Currently, K. pneumoniae ranks as the second leading antimicrobial-resistant (AMR) pathogen, responsible for 19.9% of global AMR-related deaths2. Importantly, K. pneumoniae acquires carbapenem resistance via multiple mechanisms57,58, suggesting its potential capacity for horizontal gene transfer (e.g., bacterial competence) to acquire resistance determinants. In this study, except for the ΔsodA ΔsodB ΔsodC and ΔcueO ΔsodA ΔsodB ΔsodC mutants, which showed a shift from nitrofurantoin resistance to sensitivity, other mutants did not have altered antibiotic susceptibility (MIC values) in vitro (Supplementary Table S2), indicating that copper homeostasis in K. pneumoniae is not associated with antibiotic resistance mechanisms. Vaccination represents one of the most effective approaches to combat antibiotic resistance59. The World Health Organization (WHO) has identified K. pneumoniae as a priority target for vaccine development60. According to a 2024 WHO report, development of a vaccine against K. pneumoniae could prevent up to 543,000 annual deaths associated with antimicrobial resistance, underscoring the urgent need for vaccine development61. Mice immunized with ΔcopA, ΔcueO ΔcopA, or ΔcueO ΔcusRS mutants exhibited significantly prolonged survival upon subsequent challenge with K. pneumoniae ATCC 43816, ST258, or ST11. These results suggest that the attenuated strain confers a measurable level of protection against infection. Bacterial vaccine platforms have shown potential for preventing infectious diseases, modulating immune responses, and enabling microbiome-based therapies62,63. However, because K. pneumoniae is a commensal bacterium, further safety improvements are necessary to advance attenuated strains as clinically viable vaccines, thus minimizing potential side effects. Recent advances in vaccine technology increasingly harness unique properties of both pathogenic and commensal bacteria64. Such innovative approaches utilize diverse bacterial immunomodulatory mechanisms to enhance vaccine safety and efficacy64. Within this context, targeting conserved systems or regions may provide new opportunities for K. pneumoniae vaccine development.
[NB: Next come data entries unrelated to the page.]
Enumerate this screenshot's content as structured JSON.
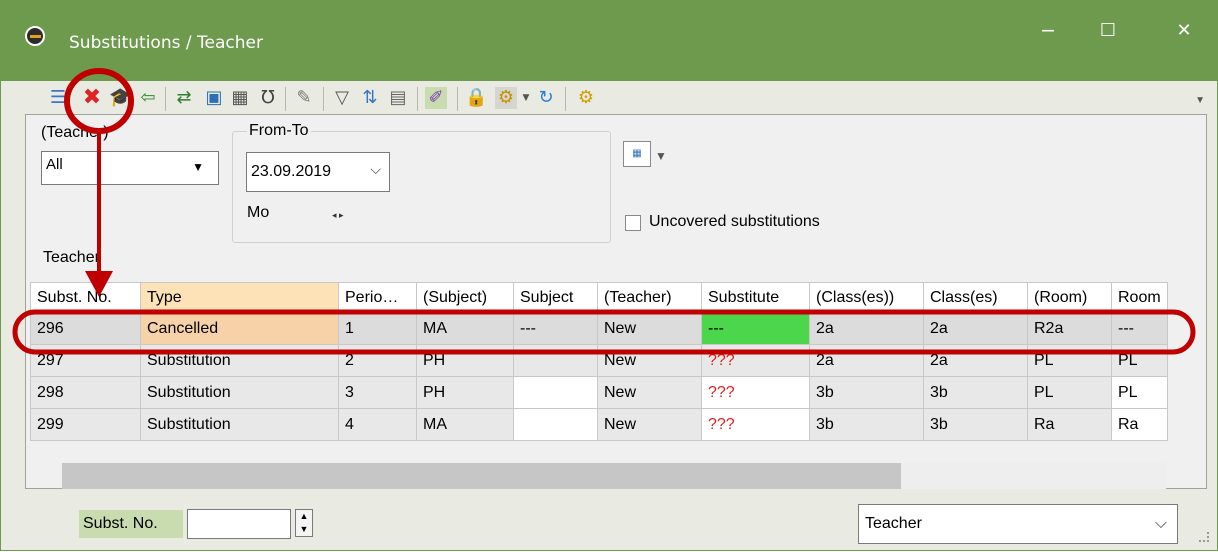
{
  "window": {
    "title": "Substitutions / Teacher",
    "minimize": "‒",
    "maximize": "☐",
    "close": "✕"
  },
  "toolbar": {
    "icons": [
      "list-icon",
      "delete-icon",
      "teacher-icon",
      "export-icon",
      "import-icon",
      "document-icon",
      "calculator-icon",
      "stethoscope-icon",
      "magic-icon",
      "filter-icon",
      "sort-icon",
      "columns-icon",
      "edit-icon",
      "lock-icon",
      "settings-dropdown-icon",
      "refresh-icon",
      "gear-icon"
    ]
  },
  "filters": {
    "teacher_label": "(Teacher)",
    "teacher_value": "All",
    "fromto_label": "From-To",
    "date_value": "23.09.2019",
    "day_label": "Mo",
    "uncovered_label": "Uncovered substitutions",
    "group_label": "Teacher"
  },
  "grid": {
    "headers": [
      "Subst. No.",
      "Type",
      "Perio…",
      "(Subject)",
      "Subject",
      "(Teacher)",
      "Substitute",
      "(Class(es))",
      "Class(es)",
      "(Room)",
      "Room"
    ],
    "rows": [
      [
        "296",
        "Cancelled",
        "1",
        "MA",
        "---",
        "New",
        "---",
        "2a",
        "2a",
        "R2a",
        "---"
      ],
      [
        "297",
        "Substitution",
        "2",
        "PH",
        "",
        "New",
        "???",
        "2a",
        "2a",
        "PL",
        "PL"
      ],
      [
        "298",
        "Substitution",
        "3",
        "PH",
        "",
        "New",
        "???",
        "3b",
        "3b",
        "PL",
        "PL"
      ],
      [
        "299",
        "Substitution",
        "4",
        "MA",
        "",
        "New",
        "???",
        "3b",
        "3b",
        "Ra",
        "Ra"
      ]
    ]
  },
  "bottom": {
    "subst_no_label": "Subst. No.",
    "subst_no_value": "",
    "view_value": "Teacher"
  },
  "colors": {
    "titlebar": "#6e9a4e",
    "annotation": "#c00000",
    "substitute_highlight": "#4bd64b",
    "missing": "#e02020"
  }
}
In summary, our study suggests that copper homeostasis in K. pneumoniae plays an important role in mediating bacterial copper tolerance, oxidative stress response, and virulence, and that the ΔcopA, ΔcueO ΔcopA, and ΔcueO ΔcusRS mutants may serve as promising targets for potential vaccine development.
Materials and methods
Bacterial strains and growth conditions
The bacterial strains, plasmids, and primers employed in this study are detailed in Supplementary Table S3 and Table S4. Primers were synthesized by Sangon Biotech (Shanghai, China). All bacterial strains were maintained at -80 °C in LB medium supplemented with 30% glycerol, and were recovered from frozen stocks prior to use by overnight culture on LB agar plates (composition per 100 mL: yeast extract 0.5 g, tryptone 1 g, NaCl 1 g, agar 1.5 g, pH adjusted to 7.2–7.4). Unless indicated otherwise, bacteria were cultured at 37 °C with shaking at 200 rpm. Antibiotics were utilized at concentrations of 30 μg/mL apramycin, 100 μg/mL rifampicin, and 1000 µg/mL carbenicillin.
RT-qPCR
Total RNA extraction from bacterial samples was performed according to the manufacturer’s instructions (Vazyme, Nanjing). RNA template, 5× gDNA Eraser Buffer, gDNA Eraser, PrimeScript RT Enzyme Mix I, RT Primer Mix, 5× PrimeScript Buffer 2, and RNA-free water were thawed on ice prior to reverse transcription (TaKaRA, Japan). Reverse transcription reactions were carried out in a total volume of 20 μL, and subsequent quantitative PCR analysis was performed using TB Green® Premix Ex TaqTM II (TaKaRA, Japan), following the manufacturer’s recommended protocols. For data processing, gene expression levels in the lag phase were taken as the control baseline. Fold changes of gene expression in the logarithmic, stationary, and death phases were then determined relative to the lag phase. Gene expression levels were normalized using 16S rRNA as the reference gene. Relative gene expression was calculated via the 2–ΔΔCt method, and all RT-qPCR experiments were conducted with a minimum of three independent replicates.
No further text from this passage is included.